While living in the camp, he saw up-close the devastation wreaked by HIV/AIDS.
He began participating in prevention campaigns, then switched to palliative care work.
"I became familiar with people who were HIV-positive and I wanted to work more closely with them," he said.
Although it was difficult at times, caring for fellow refugees with HIV was a valuable and inspiring experience.
"You expect it to be hard, but most of the time you find them with a certain strength.

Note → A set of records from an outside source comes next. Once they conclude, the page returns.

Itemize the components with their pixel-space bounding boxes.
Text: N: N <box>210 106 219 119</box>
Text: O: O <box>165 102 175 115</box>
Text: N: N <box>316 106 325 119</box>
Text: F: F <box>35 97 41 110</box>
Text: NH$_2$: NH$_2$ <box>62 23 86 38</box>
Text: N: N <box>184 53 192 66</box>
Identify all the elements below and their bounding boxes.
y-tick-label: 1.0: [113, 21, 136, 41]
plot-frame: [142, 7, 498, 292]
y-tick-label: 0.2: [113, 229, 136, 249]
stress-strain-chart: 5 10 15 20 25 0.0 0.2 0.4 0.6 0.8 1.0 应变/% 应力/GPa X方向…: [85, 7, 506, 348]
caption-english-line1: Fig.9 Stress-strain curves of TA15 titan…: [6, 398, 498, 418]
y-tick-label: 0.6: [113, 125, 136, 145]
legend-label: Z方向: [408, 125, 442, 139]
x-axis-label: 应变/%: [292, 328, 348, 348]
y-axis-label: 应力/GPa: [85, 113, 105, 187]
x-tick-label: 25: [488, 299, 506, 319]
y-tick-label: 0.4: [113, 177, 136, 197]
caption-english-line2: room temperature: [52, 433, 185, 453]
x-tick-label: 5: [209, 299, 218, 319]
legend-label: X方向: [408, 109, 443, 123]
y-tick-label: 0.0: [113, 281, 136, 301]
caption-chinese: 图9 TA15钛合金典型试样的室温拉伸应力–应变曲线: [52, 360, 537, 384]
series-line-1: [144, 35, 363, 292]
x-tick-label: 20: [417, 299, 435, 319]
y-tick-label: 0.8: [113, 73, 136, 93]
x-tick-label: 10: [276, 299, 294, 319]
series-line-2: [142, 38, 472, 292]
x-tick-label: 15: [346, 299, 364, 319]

You feel as if you're going to meet people in despair, who have given up hope, but often they listen to your problems and encourage you."
Samvura expected to return to Congo a few months after arriving in the Kenyan camp, but the threat of persecution persisted.
He applied for and won McGill's Pilkington Scholarship, an award created to enable student refugees to resume their studies in Canada, and came to Montreal in 2004.
Last summer, Samvura won the Allan A. Hodgson Arts Internship Award, which took him back to Africa.
He worked there for a Canadian NGO as an HIV/AIDS educator in displaced person camps in Tanzania and Uganda.
Like his experience in Kenya, this three-month internship brought home to him the need for peace in the struggle against the epidemic.
"When I was in Uganda, I could see that whatever we were addressing, as long as those people were still in the camp, we would have difficulty," he said.
"But when there is peace you can do anything."